Atualmente, também é costumeiro alertar os organizadores de que eles podem ser responsabilizados criminalmente se alguém infringir a lei durante o evento. Isso é legalmente implausível.

Então, na terça-feira (27), o chefe executivo John Lee foi questionado se o requisito da placa para demonstrações era agora uma característica permanente. As manifestações, disse, devem ser conduzidas “de forma ordenada, pacífica e de acordo com a lei”. 

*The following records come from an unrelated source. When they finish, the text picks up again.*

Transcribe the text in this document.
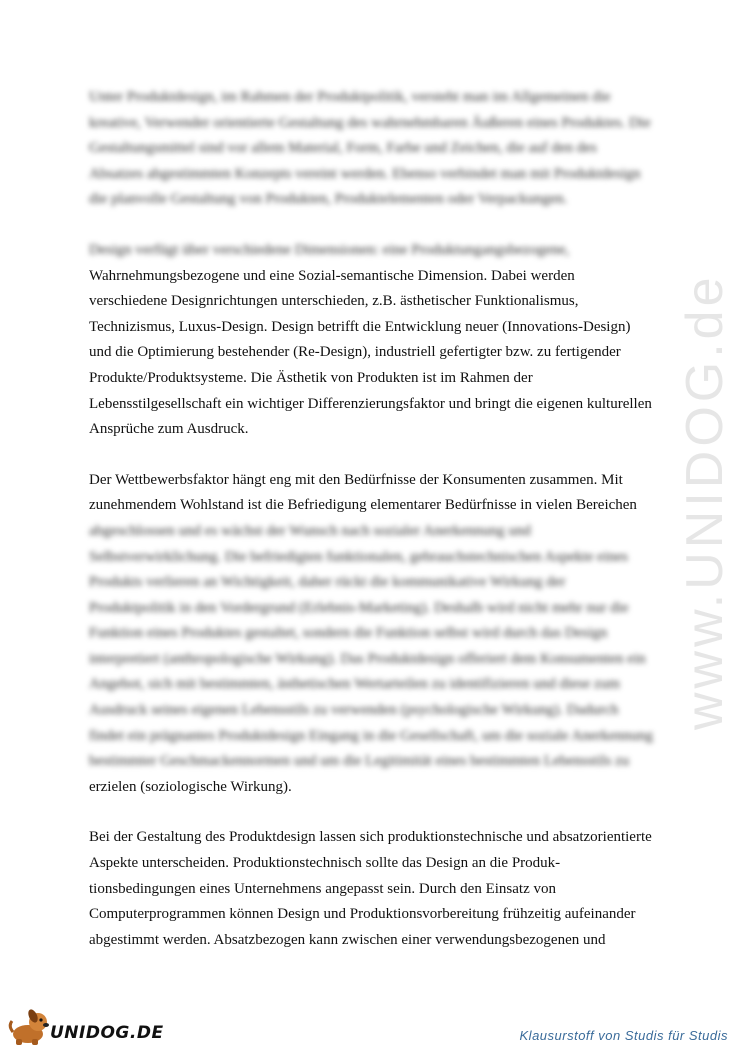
Unter Produktdesign, im Rahmen der Produktpolitik, versteht man im Allgemeinen die

kreative, Verwender orientierte Gestaltung des wahrnehmbaren Äußeren eines Produktes. Die

Gestaltungsmittel sind vor allem Material, Form, Farbe und Zeichen, die auf den des

Absatzes abgestimmten Konzepts vereint werden. Ebenso verbindet man mit Produktdesign

die planvolle Gestaltung von Produkten, Produktelementen oder Verpackungen.

Design verfügt über verschiedene Dimensionen: eine Produktungangsbezogene,

Wahrnehmungsbezogene und eine Sozial-semantische Dimension. Dabei werden

verschiedene Designrichtungen unterschieden, z.B. ästhetischer Funktionalismus,

Technizismus, Luxus-Design. Design betrifft die Entwicklung neuer (Innovations-Design)

und die Optimierung bestehender (Re-Design), industriell gefertigter bzw. zu fertigender

Produkte/Produktsysteme. Die Ästhetik von Produkten ist im Rahmen der

Lebensstilgesellschaft ein wichtiger Differenzierungsfaktor und bringt die eigenen kulturellen

Ansprüche zum Ausdruck.

Der Wettbewerbsfaktor hängt eng mit den Bedürfnisse der Konsumenten zusammen. Mit

zunehmendem Wohlstand ist die Befriedigung elementarer Bedürfnisse in vielen Bereichen

abgeschlossen und es wächst der Wunsch nach sozialer Anerkennung und

Selbstverwirklichung. Die befriedigten funktionalen, gebrauchstechnischen Aspekte eines

Produkts verlieren an Wichtigkeit, daher rückt die kommunikative Wirkung der

Produktpolitik in den Vordergrund (Erlebnis-Marketing). Deshalb wird nicht mehr nur die

Funktion eines Produktes gestaltet, sondern die Funktion selbst wird durch das Design

interpretiert (anthropologische Wirkung). Das Produktdesign offeriert dem Konsumenten ein

Angebot, sich mit bestimmten, ästhetischen Wertarteilen zu identifizieren und diese zum

Ausdruck seines eigenen Lebensstils zu verwenden (psychologische Wirkung). Dadurch

findet ein prägnantes Produktdesign Eingang in die Gesellschaft, um die soziale Anerkennung

bestimmter Geschmackennormen und um die Legitimität eines bestimmten Lebensstils zu

erzielen (soziologische Wirkung).

Bei der Gestaltung des Produktdesign lassen sich produktionstechnische und absatzorientierte

Aspekte unterscheiden. Produktionstechnisch sollte das Design an die Produk-

tionsbedingungen eines Unternehmens angepasst sein. Durch den Einsatz von

Computerprogrammen können Design und Produktionsvorbereitung frühzeitig aufeinander

abgestimmt werden. Absatzbezogen kann zwischen einer verwendungsbezogenen und

www.UNIDOG.de
UNIDOG.DE	Klausurstoff von Studis für Studis
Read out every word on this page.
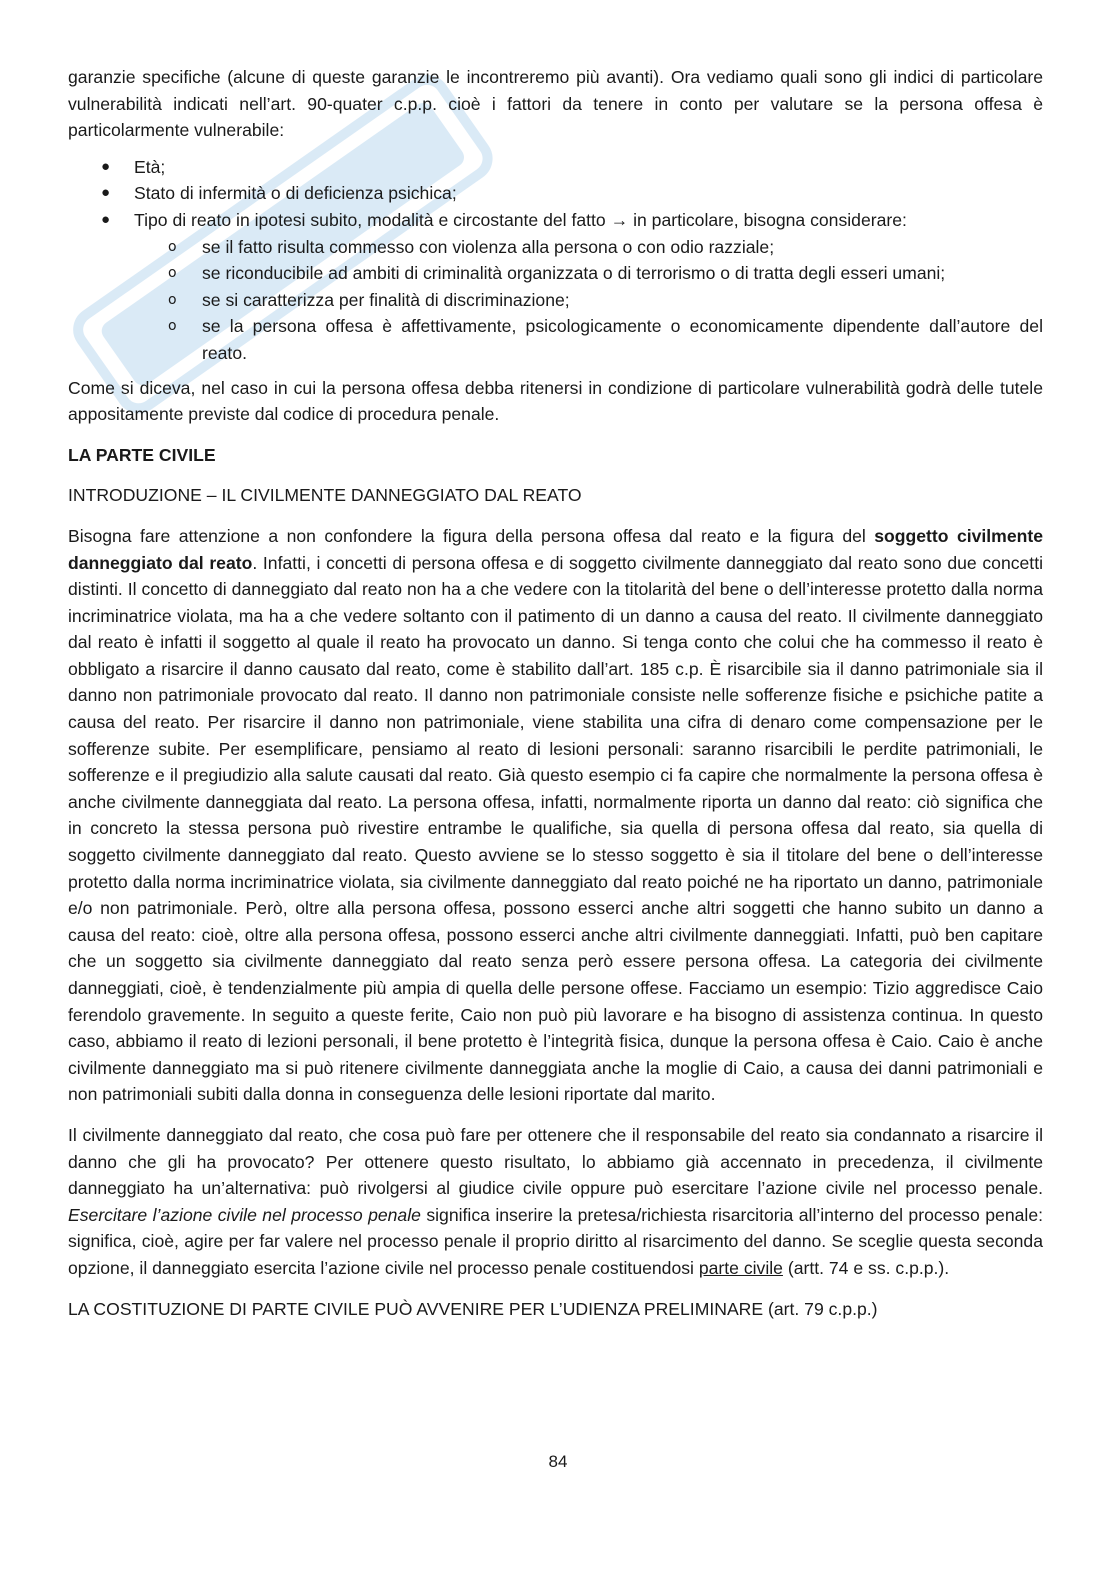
garanzie specifiche (alcune di queste garanzie le incontreremo più avanti). Ora vediamo quali sono gli indici di particolare vulnerabilità indicati nell’art. 90-quater c.p.p. cioè i fattori da tenere in conto per valutare se la persona offesa è particolarmente vulnerabile:

● Età;
● Stato di infermità o di deficienza psichica;
● Tipo di reato in ipotesi subito, modalità e circostante del fatto → in particolare, bisogna considerare:
o se il fatto risulta commesso con violenza alla persona o con odio razziale;
o se riconducibile ad ambiti di criminalità organizzata o di terrorismo o di tratta degli esseri umani;
o se si caratterizza per finalità di discriminazione;
o se la persona offesa è affettivamente, psicologicamente o economicamente dipendente dall’autore del reato.

Come si diceva, nel caso in cui la persona offesa debba ritenersi in condizione di particolare vulnerabilità godrà delle tutele appositamente previste dal codice di procedura penale.

LA PARTE CIVILE

INTRODUZIONE – IL CIVILMENTE DANNEGGIATO DAL REATO

Bisogna fare attenzione a non confondere la figura della persona offesa dal reato e la figura del soggetto civilmente danneggiato dal reato. Infatti, i concetti di persona offesa e di soggetto civilmente danneggiato dal reato sono due concetti distinti. Il concetto di danneggiato dal reato non ha a che vedere con la titolarità del bene o dell’interesse protetto dalla norma incriminatrice violata, ma ha a che vedere soltanto con il patimento di un danno a causa del reato. Il civilmente danneggiato dal reato è infatti il soggetto al quale il reato ha provocato un danno. Si tenga conto che colui che ha commesso il reato è obbligato a risarcire il danno causato dal reato, come è stabilito dall’art. 185 c.p. È risarcibile sia il danno patrimoniale sia il danno non patrimoniale provocato dal reato. Il danno non patrimoniale consiste nelle sofferenze fisiche e psichiche patite a causa del reato. Per risarcire il danno non patrimoniale, viene stabilita una cifra di denaro come compensazione per le sofferenze subite. Per esemplificare, pensiamo al reato di lesioni personali: saranno risarcibili le perdite patrimoniali, le sofferenze e il pregiudizio alla salute causati dal reato. Già questo esempio ci fa capire che normalmente la persona offesa è anche civilmente danneggiata dal reato. La persona offesa, infatti, normalmente riporta un danno dal reato: ciò significa che in concreto la stessa persona può rivestire entrambe le qualifiche, sia quella di persona offesa dal reato, sia quella di soggetto civilmente danneggiato dal reato. Questo avviene se lo stesso soggetto è sia il titolare del bene o dell’interesse protetto dalla norma incriminatrice violata, sia civilmente danneggiato dal reato poiché ne ha riportato un danno, patrimoniale e/o non patrimoniale. Però, oltre alla persona offesa, possono esserci anche altri soggetti che hanno subito un danno a causa del reato: cioè, oltre alla persona offesa, possono esserci anche altri civilmente danneggiati. Infatti, può ben capitare che un soggetto sia civilmente danneggiato dal reato senza però essere persona offesa. La categoria dei civilmente danneggiati, cioè, è tendenzialmente più ampia di quella delle persone offese. Facciamo un esempio: Tizio aggredisce Caio ferendolo gravemente. In seguito a queste ferite, Caio non può più lavorare e ha bisogno di assistenza continua. In questo caso, abbiamo il reato di lezioni personali, il bene protetto è l’integrità fisica, dunque la persona offesa è Caio. Caio è anche civilmente danneggiato ma si può ritenere civilmente danneggiata anche la moglie di Caio, a causa dei danni patrimoniali e non patrimoniali subiti dalla donna in conseguenza delle lesioni riportate dal marito.

Il civilmente danneggiato dal reato, che cosa può fare per ottenere che il responsabile del reato sia condannato a risarcire il danno che gli ha provocato? Per ottenere questo risultato, lo abbiamo già accennato in precedenza, il civilmente danneggiato ha un’alternativa: può rivolgersi al giudice civile oppure può esercitare l’azione civile nel processo penale. Esercitare l’azione civile nel processo penale significa inserire la pretesa/richiesta risarcitoria all’interno del processo penale: significa, cioè, agire per far valere nel processo penale il proprio diritto al risarcimento del danno. Se sceglie questa seconda opzione, il danneggiato esercita l’azione civile nel processo penale costituendosi parte civile (artt. 74 e ss. c.p.p.).

LA COSTITUZIONE DI PARTE CIVILE PUÒ AVVENIRE PER L’UDIENZA PRELIMINARE (art. 79 c.p.p.)

84
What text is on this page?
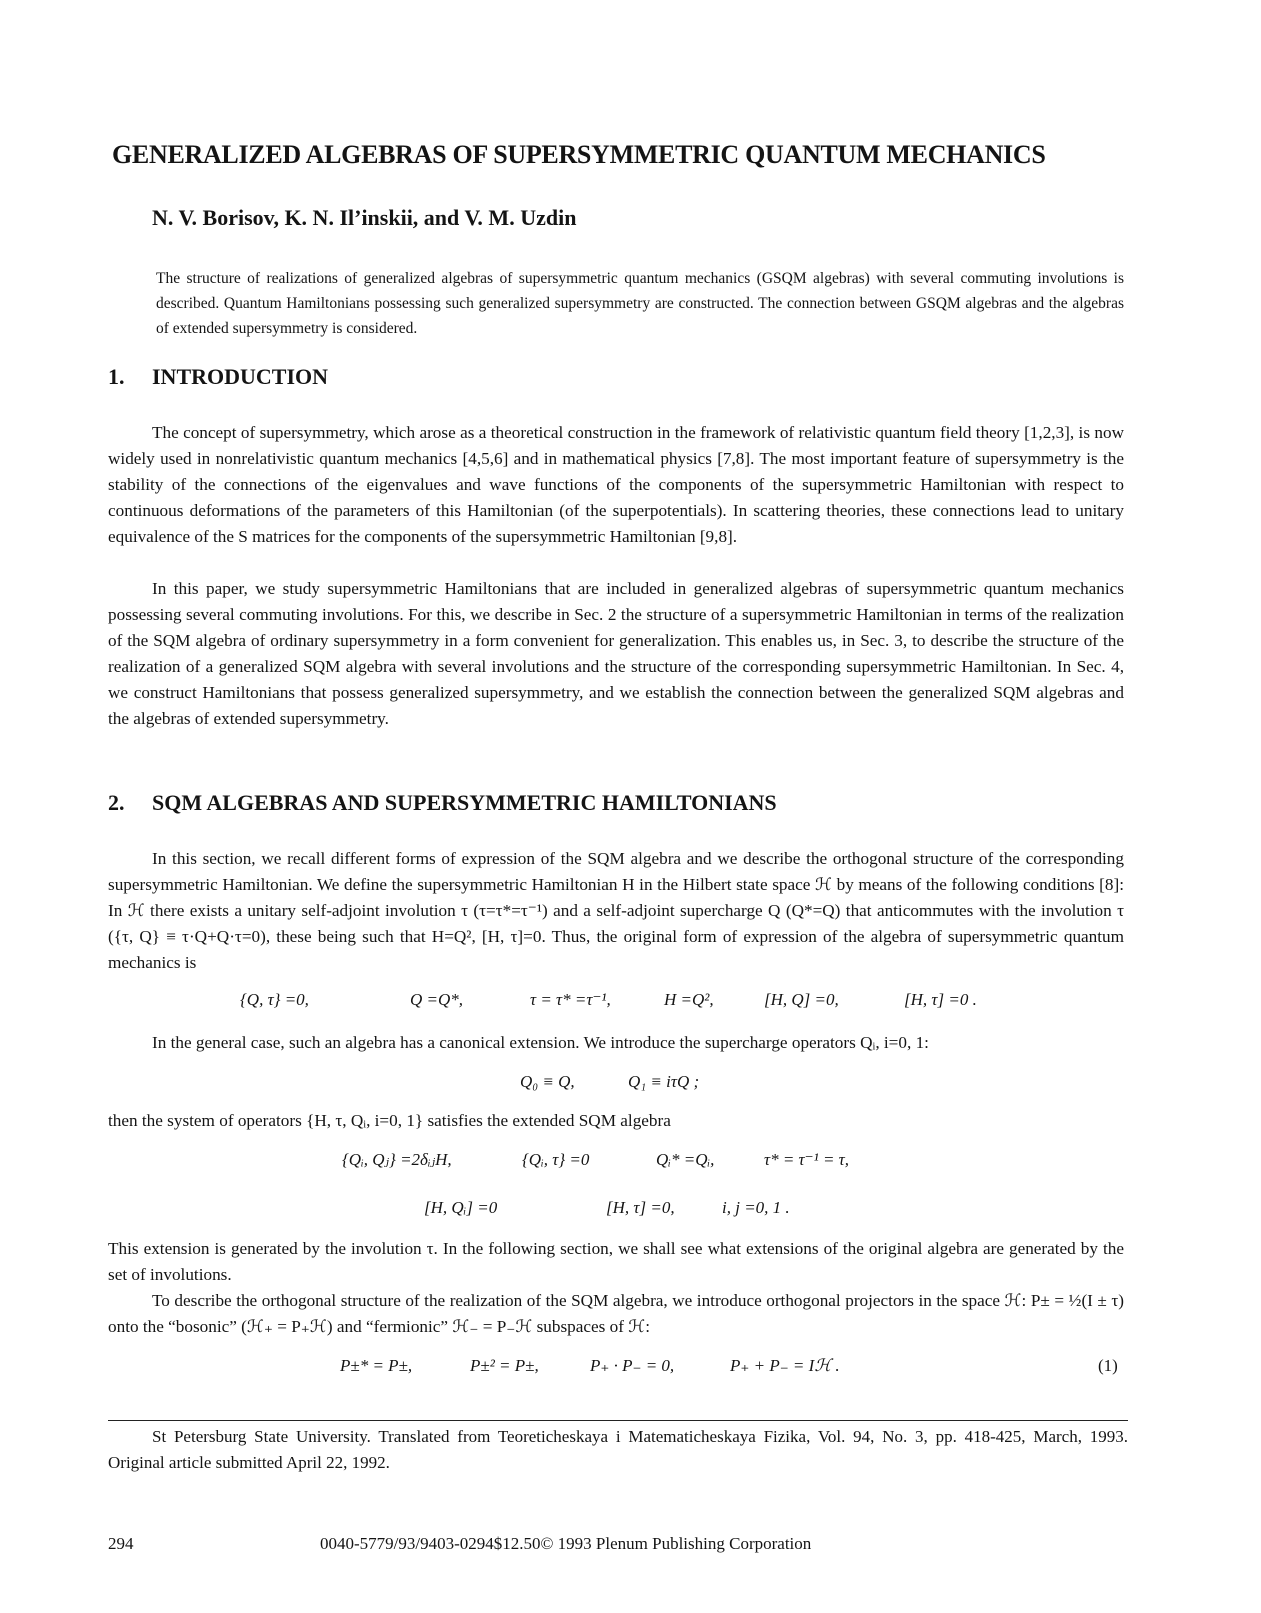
GENERALIZED ALGEBRAS OF SUPERSYMMETRIC QUANTUM MECHANICS
N. V. Borisov, K. N. Il’inskii, and V. M. Uzdin
The structure of realizations of generalized algebras of supersymmetric quantum mechanics (GSQM algebras) with several commuting involutions is described. Quantum Hamiltonians possessing such generalized supersymmetry are constructed. The connection between GSQM algebras and the algebras of extended supersymmetry is considered.
1. INTRODUCTION
The concept of supersymmetry, which arose as a theoretical construction in the framework of relativistic quantum field theory [1,2,3], is now widely used in nonrelativistic quantum mechanics [4,5,6] and in mathematical physics [7,8]. The most important feature of supersymmetry is the stability of the connections of the eigenvalues and wave functions of the components of the supersymmetric Hamiltonian with respect to continuous deformations of the parameters of this Hamiltonian (of the superpotentials). In scattering theories, these connections lead to unitary equivalence of the S matrices for the components of the supersymmetric Hamiltonian [9,8].
In this paper, we study supersymmetric Hamiltonians that are included in generalized algebras of supersymmetric quantum mechanics possessing several commuting involutions. For this, we describe in Sec. 2 the structure of a supersymmetric Hamiltonian in terms of the realization of the SQM algebra of ordinary supersymmetry in a form convenient for generalization. This enables us, in Sec. 3, to describe the structure of the realization of a generalized SQM algebra with several involutions and the structure of the corresponding supersymmetric Hamiltonian. In Sec. 4, we construct Hamiltonians that possess generalized supersymmetry, and we establish the connection between the generalized SQM algebras and the algebras of extended supersymmetry.
2. SQM ALGEBRAS AND SUPERSYMMETRIC HAMILTONIANS
In this section, we recall different forms of expression of the SQM algebra and we describe the orthogonal structure of the corresponding supersymmetric Hamiltonian. We define the supersymmetric Hamiltonian H in the Hilbert state space ℋ by means of the following conditions [8]: In ℋ there exists a unitary self-adjoint involution τ (τ=τ*=τ⁻¹) and a self-adjoint supercharge Q (Q*=Q) that anticommutes with the involution τ ({τ, Q} ≡ τ·Q+Q·τ=0), these being such that H=Q², [H, τ]=0. Thus, the original form of expression of the algebra of supersymmetric quantum mechanics is
{Q, τ} =0,	Q =Q*,	τ = τ* =τ⁻¹,	H =Q²,	[H, Q] =0,	[H, τ] =0 .
In the general case, such an algebra has a canonical extension. We introduce the supercharge operators Qᵢ, i=0, 1:
Q₀ ≡ Q,	Q₁ ≡ iτQ ;
then the system of operators {H, τ, Qᵢ, i=0, 1} satisfies the extended SQM algebra
{Qᵢ, Qⱼ} =2δᵢⱼH,	{Qᵢ, τ} =0	Qᵢ* =Qᵢ,	τ* = τ⁻¹ = τ,
[H, Qᵢ] =0	[H, τ] =0,	i, j =0, 1 .
This extension is generated by the involution τ. In the following section, we shall see what extensions of the original algebra are generated by the set of involutions.
To describe the orthogonal structure of the realization of the SQM algebra, we introduce orthogonal projectors in the space ℋ: P± = ½(I ± τ) onto the “bosonic” (ℋ₊ = P₊ℋ) and “fermionic” ℋ₋ = P₋ℋ subspaces of ℋ:
P±* = P±,	P±² = P±,	P₊ · P₋ = 0,	P₊ + P₋ = Iℋ .	(1)
St Petersburg State University. Translated from Teoreticheskaya i Matematicheskaya Fizika, Vol. 94, No. 3, pp. 418-425, March, 1993. Original article submitted April 22, 1992.
294	0040-5779/93/9403-0294$12.50© 1993 Plenum Publishing Corporation
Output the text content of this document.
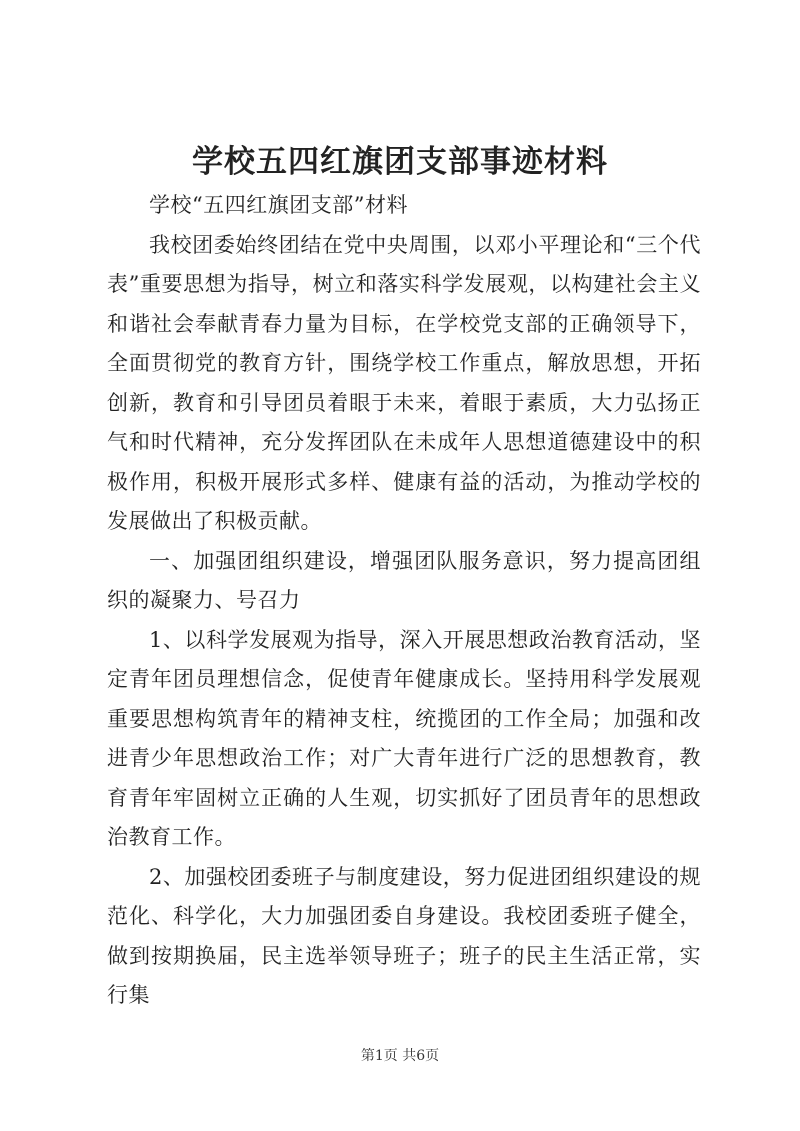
学校五四红旗团支部事迹材料

学校“五四红旗团支部”材料

我校团委始终团结在党中央周围，以邓小平理论和“三个代表”重要思想为指导，树立和落实科学发展观，以构建社会主义和谐社会奉献青春力量为目标，在学校党支部的正确领导下，全面贯彻党的教育方针，围绕学校工作重点，解放思想，开拓创新，教育和引导团员着眼于未来，着眼于素质，大力弘扬正气和时代精神，充分发挥团队在未成年人思想道德建设中的积极作用，积极开展形式多样、健康有益的活动，为推动学校的发展做出了积极贡献。

一、加强团组织建设，增强团队服务意识，努力提高团组织的凝聚力、号召力

1、以科学发展观为指导，深入开展思想政治教育活动，坚定青年团员理想信念，促使青年健康成长。坚持用科学发展观重要思想构筑青年的精神支柱，统揽团的工作全局；加强和改进青少年思想政治工作；对广大青年进行广泛的思想教育，教育青年牢固树立正确的人生观，切实抓好了团员青年的思想政治教育工作。

2、加强校团委班子与制度建设，努力促进团组织建设的规范化、科学化，大力加强团委自身建设。我校团委班子健全，做到按期换届，民主选举领导班子；班子的民主生活正常，实行集

第1页 共6页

O comissário de polícia, continuou, tinha o dever de garantir que tais eventos fossem realizados de “maneira ordenada, segura e legal”. 

Isso é sem dúvida verdade. Mas não esgota as obrigações do chefe de polícia nessa área. 

O tribunal superior disse que o direito de manifestação é um direito fundamental, e um dos que estão na base de uma sociedade democrática. Assim como a liberdade de expressão, ela poderia ser restringida por uma série de propósitos importantes, incluindo a ordem pública.

No entanto, quaisquer restrições impostas devem, disse o tribunal, ser “necessárias em uma sociedade democrática” e “proporcionais” ao perigo a ser evitado.

Lee soa como se estivesse trabalhando com base no fato de que os distúrbios de 2019 foram o resultado de infratores que compareceram a manifestações pacíficas e os transformaram em outra coisa, que não é a maneira como todos se lembram desse pedaço da história. Mas certamente esta pequena minoria de criadores de problemas foi muito esgotada por prisões e emigração?

Suponho que a polícia poderia argumentar que as opiniões do tribunal superior sobre o assunto estão desatualizadas, já que Hong Kong não aspira mais ser uma “sociedade democrática”. Temos eleições idealizadas por pessoas que não gostam de eleições, porque não ter também manifestações reguladas por pessoas que não gostam de manifestações? Isso, de fato, parece ser o que temos.